Tracey smiled wryly. "Yes. It was part of a grand artsy experiment at the time. You know -- give the teenagers some culture and maybe they won't riot." She picked a stray scrap of paper from her pant leg. "It only lasted one year. Funding most likely ran out, or some other theory overtook it. I was devastated. Strangely enough, my Aunt Sophia convinced my father to let me have lessons at the dance studio the next neighborhood over." Running her hand through her hair, Tracey murmured. "I never thanked her for that."

Folding the wrapper back around the remains of her sandwich, Kelly detected the vague melancholy that seemed to hover behind Tracey's comment. "Were you the teacher's pet?"

Laughing abruptly, Tracey mused, "It didn't start out that way ... but eventually, yeah. I was." She folded her arms. "My instructor, Helena Ibraminov, was not what you would call a warm and fuzzy individual. She was harsh and demeaning to those students who weren't up to her lofty standards. The first few weeks, I was a wreck. But ... instead of discouraging me, her attitude and her comments just pissed me the hell off." Swinging her foot, she laughed again. "I practiced incessantly ... worked so hard ... my feet bled. I would nail a position in class and I could sense her grudgingly noticing the progress I was making. She focused more of her criticism on me, and I vowed to show her ... that I wasn't a quitter, that I could take whatever she dished out. And damn if I couldn't dance!"

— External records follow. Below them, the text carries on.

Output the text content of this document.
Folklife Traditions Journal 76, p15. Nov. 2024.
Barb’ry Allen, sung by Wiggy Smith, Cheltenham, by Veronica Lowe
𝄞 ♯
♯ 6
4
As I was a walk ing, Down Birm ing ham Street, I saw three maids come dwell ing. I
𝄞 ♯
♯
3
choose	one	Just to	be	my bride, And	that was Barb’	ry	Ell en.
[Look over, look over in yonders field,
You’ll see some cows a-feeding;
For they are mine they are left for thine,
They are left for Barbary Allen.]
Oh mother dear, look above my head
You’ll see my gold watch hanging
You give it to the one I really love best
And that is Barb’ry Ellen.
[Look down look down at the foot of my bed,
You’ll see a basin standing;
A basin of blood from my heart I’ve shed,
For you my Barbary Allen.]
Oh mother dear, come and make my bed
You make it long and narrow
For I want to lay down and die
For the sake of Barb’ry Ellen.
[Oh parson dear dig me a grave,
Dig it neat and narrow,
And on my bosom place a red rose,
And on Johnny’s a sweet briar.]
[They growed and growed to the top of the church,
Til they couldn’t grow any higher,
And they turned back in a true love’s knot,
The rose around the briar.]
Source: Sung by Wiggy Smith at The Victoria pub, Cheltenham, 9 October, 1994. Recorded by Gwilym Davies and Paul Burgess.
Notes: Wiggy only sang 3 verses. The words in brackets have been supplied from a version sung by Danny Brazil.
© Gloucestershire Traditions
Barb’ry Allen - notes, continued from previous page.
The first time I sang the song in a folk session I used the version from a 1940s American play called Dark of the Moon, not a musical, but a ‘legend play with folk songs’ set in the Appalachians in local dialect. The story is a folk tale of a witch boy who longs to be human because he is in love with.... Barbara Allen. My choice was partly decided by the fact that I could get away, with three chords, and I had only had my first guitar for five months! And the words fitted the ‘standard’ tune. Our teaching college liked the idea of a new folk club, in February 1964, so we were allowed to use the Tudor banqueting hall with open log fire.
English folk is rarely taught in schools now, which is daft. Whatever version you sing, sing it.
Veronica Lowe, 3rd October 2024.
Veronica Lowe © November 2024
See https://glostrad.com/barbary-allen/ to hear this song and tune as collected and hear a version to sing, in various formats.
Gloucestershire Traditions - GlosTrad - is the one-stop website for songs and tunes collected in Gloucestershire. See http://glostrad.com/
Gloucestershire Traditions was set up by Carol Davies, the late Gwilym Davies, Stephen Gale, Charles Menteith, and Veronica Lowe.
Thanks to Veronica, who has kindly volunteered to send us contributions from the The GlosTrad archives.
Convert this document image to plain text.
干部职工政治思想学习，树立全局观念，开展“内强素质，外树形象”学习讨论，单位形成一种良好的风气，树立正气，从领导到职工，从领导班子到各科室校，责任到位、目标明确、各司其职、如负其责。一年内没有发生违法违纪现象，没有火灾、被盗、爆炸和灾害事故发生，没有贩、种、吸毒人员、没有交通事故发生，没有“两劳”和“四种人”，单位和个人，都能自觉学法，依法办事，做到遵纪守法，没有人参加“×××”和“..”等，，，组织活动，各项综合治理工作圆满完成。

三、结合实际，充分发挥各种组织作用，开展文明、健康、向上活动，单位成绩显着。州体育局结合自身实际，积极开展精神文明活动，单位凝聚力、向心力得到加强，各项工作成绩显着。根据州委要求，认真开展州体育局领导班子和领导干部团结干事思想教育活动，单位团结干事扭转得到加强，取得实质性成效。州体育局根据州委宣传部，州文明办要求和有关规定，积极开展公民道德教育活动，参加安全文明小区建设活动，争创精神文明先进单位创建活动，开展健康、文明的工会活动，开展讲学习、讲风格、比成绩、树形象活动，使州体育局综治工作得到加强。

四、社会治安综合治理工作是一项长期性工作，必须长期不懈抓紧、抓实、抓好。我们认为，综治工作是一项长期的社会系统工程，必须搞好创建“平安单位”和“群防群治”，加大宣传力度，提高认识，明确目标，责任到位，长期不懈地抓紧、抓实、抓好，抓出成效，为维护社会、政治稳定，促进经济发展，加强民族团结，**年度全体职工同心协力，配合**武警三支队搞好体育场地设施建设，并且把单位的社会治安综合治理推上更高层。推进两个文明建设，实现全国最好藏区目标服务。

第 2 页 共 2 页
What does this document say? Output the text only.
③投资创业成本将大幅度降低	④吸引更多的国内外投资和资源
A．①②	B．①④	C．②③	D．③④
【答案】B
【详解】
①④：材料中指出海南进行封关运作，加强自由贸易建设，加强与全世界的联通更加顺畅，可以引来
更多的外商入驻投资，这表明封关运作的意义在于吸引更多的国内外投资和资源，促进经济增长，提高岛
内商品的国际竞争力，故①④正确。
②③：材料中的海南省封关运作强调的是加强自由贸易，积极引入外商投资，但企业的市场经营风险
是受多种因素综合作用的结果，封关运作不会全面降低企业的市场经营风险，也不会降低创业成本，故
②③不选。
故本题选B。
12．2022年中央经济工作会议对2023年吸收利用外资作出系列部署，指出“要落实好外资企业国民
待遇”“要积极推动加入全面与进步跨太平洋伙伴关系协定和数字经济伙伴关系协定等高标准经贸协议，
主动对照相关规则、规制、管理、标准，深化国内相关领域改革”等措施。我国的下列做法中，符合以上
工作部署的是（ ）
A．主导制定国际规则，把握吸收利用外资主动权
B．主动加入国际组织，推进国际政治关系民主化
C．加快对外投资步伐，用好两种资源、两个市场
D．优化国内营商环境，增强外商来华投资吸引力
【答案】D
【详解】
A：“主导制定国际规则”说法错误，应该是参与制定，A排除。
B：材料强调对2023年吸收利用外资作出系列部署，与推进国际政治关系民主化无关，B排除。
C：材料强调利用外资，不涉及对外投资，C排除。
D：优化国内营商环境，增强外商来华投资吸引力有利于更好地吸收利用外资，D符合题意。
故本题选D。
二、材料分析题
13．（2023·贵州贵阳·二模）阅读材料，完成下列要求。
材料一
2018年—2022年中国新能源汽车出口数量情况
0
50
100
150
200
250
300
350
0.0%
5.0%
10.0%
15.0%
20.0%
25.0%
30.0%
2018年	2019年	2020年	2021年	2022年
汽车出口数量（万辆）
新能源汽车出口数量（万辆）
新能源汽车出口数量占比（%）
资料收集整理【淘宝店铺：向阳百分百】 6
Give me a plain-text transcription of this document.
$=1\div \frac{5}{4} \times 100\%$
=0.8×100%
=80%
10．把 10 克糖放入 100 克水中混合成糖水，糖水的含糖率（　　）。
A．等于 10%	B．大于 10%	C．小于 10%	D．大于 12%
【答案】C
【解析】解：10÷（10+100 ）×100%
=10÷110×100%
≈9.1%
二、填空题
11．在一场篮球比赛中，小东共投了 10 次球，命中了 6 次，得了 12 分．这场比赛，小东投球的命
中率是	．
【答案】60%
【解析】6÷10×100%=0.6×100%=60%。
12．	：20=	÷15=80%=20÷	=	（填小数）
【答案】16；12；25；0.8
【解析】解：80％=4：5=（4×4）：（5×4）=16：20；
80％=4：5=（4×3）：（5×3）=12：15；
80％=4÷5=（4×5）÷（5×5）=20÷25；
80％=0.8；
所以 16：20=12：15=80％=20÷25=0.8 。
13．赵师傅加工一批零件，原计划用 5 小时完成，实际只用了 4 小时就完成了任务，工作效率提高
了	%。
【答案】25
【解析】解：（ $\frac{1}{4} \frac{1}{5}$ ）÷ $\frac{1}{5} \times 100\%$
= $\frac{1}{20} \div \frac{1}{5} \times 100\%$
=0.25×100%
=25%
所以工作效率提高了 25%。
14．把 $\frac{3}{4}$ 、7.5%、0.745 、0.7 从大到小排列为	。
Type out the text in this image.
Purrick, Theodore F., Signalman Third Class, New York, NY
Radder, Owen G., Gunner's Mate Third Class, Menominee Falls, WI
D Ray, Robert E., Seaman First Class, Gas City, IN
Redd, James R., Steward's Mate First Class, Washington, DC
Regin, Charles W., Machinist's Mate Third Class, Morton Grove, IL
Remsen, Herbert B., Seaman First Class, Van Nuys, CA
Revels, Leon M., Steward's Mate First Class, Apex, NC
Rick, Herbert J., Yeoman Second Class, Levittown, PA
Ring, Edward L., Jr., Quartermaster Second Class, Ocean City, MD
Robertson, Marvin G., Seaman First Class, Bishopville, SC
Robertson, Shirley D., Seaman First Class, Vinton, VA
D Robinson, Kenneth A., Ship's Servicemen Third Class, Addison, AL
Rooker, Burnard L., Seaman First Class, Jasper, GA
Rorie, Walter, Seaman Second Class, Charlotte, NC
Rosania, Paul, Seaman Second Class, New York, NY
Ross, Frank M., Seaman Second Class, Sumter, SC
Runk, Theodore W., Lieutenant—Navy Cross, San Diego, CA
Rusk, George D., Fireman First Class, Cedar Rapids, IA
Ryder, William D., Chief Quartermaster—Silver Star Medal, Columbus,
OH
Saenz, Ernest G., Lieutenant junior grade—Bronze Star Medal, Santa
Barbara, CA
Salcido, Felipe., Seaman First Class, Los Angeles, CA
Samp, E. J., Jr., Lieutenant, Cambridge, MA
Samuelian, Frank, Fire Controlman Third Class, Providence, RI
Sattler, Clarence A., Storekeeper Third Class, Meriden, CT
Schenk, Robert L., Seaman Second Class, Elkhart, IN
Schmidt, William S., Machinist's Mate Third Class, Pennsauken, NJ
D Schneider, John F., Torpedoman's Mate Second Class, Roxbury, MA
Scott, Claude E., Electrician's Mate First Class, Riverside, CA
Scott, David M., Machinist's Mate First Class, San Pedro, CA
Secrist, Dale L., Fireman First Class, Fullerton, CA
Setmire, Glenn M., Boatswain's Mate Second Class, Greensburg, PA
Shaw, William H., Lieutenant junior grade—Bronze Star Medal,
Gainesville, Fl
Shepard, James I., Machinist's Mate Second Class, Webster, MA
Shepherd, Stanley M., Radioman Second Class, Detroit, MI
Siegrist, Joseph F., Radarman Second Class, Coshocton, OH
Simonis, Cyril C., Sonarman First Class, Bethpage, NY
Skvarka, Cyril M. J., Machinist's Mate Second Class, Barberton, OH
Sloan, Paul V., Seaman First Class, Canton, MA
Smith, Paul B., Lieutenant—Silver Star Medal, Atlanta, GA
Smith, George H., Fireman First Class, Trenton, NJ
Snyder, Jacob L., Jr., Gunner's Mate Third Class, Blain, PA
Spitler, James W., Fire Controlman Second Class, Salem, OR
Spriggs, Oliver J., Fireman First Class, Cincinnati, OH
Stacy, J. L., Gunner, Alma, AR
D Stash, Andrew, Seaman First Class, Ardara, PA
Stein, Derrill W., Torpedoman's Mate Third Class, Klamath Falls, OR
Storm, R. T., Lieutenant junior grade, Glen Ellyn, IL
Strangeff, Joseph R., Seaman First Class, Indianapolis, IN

Kelly shifted on the seat so that she was turned more toward Tracey as she talked. She hadn't seen the brunette this expressive, this unguarded in ages. It made her smile.

"Once I knew I was good ... I couldn't get enough. I'd never been so comfortable with myself ... sometimes ... it was like flying." Tracey's head tilted back and her face nearly glowed with the memory. "This one afternoon, toward the end of the school year, Helena's former dance partner came by the gym while we were dancing. I overheard them speaking, saw Helena point to me when she said, 'Look Andre ... even here ... I make great dancer!" Tracey flawlessly mimicked the accent. She swung her head toward Kelly, a few stray strands of hair blowing across her face. "Up until then, in high school, all I had ever been was smart."

Without breaking eye contact, Kelly placed her hand over Tracey's forearm, resting it there warmly. It wasn't a gesture of reassurance, but almost an unconscious acknowledgement that she completely understood ... and profoundly appreciated what was shared.

Tracey suddenly found the situation acutely intimate. Forget that they were in as public a setting as they could find. Never mind that they had started out teasing about the seemingly innocuous subject of high school. This was always her Achilles heel with Kelly ... wanting her to know things, the impulse to unburden herself completely when those deepening blue eyes held her captive. She knew that the longer she remained motionless, the longer she sat without looking away, the more Kelly would know.

Footsteps rapidly approaching distracted them both. Junior ADA Terrance Wright was practically jogging their way. Kelly withdrew her hand and looked at her pager. It hadn't gone off. Wright saw her checking it as he pulled up next to them. "I was going to page you ... but then I saw you sitting out here ..." He pointed to the top of the steep stairs. " ... from up there. Figured I could use the exercise."

Impatiently, Tracey pursed her lips. "And?"

Chastised, Wright dutifully reported, "Recess is over."

"So it is." She slid her palms down the tops of her legs to her knees, slapping them there briskly as if signaling 'back to work.' As Kelly disposed of the last of their trash and began gathering up her belongings, Tracey muttered softly under her breath. "Saved by the bell."